Du kannst es dur nur "zusammenreimen"? Schlimm genaug, daß du dir
etwas zusammenreimen mußt, statt grundsätzliche Bildung über
Marktmechanismen, liberale Grundkonzepte und politische Systematiken
zu bekommen.

> Meine
> Beobachtungen sagen mir eher, das die Menschen (kann mich da leider
> auch nur teilweise von ausnehmen) zu bequem sind um sich für ihre
> Rechte und in letzter Konsequenz auch für ihren Besitz einzusetzen.

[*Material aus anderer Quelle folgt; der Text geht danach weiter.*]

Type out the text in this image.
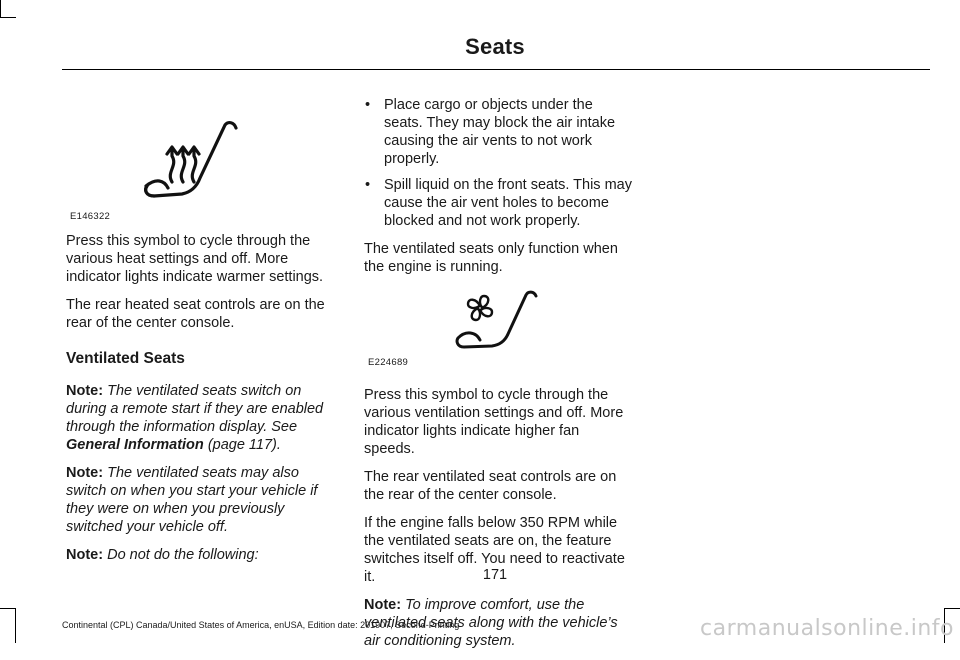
Seats
E146322

Press this symbol to cycle through the various heat settings and off. More indicator lights indicate warmer settings.

The rear heated seat controls are on the rear of the center console.

Ventilated Seats

Note: The ventilated seats switch on during a remote start if they are enabled through the information display. See General Information (page 117).

Note: The ventilated seats may also switch on when you start your vehicle if they were on when you previously switched your vehicle off.

Note: Do not do the following:

• Place cargo or objects under the seats. They may block the air intake causing the air vents to not work properly.
• Spill liquid on the front seats. This may cause the air vent holes to become blocked and not work properly.

The ventilated seats only function when the engine is running.

E224689

Press this symbol to cycle through the various ventilation settings and off. More indicator lights indicate higher fan speeds.

The rear ventilated seat controls are on the rear of the center console.

If the engine falls below 350 RPM while the ventilated seats are on, the feature switches itself off. You need to reactivate it.

Note: To improve comfort, use the ventilated seats along with the vehicle’s air conditioning system.

171
Continental (CPL) Canada/United States of America, enUSA, Edition date: 201907, Second-Printing	carmanualsonline.info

Nein, sie sind nicht zu bequem. Das Problem ist, daß wir eine Art
Vertretergesellschaft etabliert haben. Die Menschen sind nicht zu
bequem, für ihre Rechte einzutreten, sondern sie haben gelehrt
bekommen, daß es immer jemand gibt, der für ihre Rechte eintritt. Sie
müssen den nur hin und wieder dafür legitimieren ("Wahl"). Die
Vertreterdemokratie hat die Menschen dazu erzogen, ihre
Artikulationsfreiheit ebenso wie die Verantworttlichkeit für die
politische Entwicklung an geeignete Institutionen zu delegieren. Es
gibt selbst für die schwulen Hamsterzüchter aus Hintertupfingen noch
eine Möglichkeit, eine geeignete Vertreterinstanz zu benennen, der
sich für ihre Rechte starkmacht. Der gelernte Bundesbürger ist
jemand, der es gewohnt ist, Verantwortlichkeiten zu delegieren und
delegiert zu bekommen.

Mir gefällt bei deiner Wortwahl übrigens eins nicht: Du setzt
implizit "Besitz" höher als "Rechte" ("...sich für ihre Rechte und in
letzter Konsequenz auch für ihren Besitz..."). Mal abgesehen davon,
daß es einen Unterschied zwischen Besitz und Eigentum gibt, sind die
Rechte eines Individuums für mich immer höher zu setzen als deren
EIgentum, weil Eigentum ERSETZBAR ist. Persönlichkeitsrechte aber
nicht. Eigentum, Besitz fußt auf Individualrechten...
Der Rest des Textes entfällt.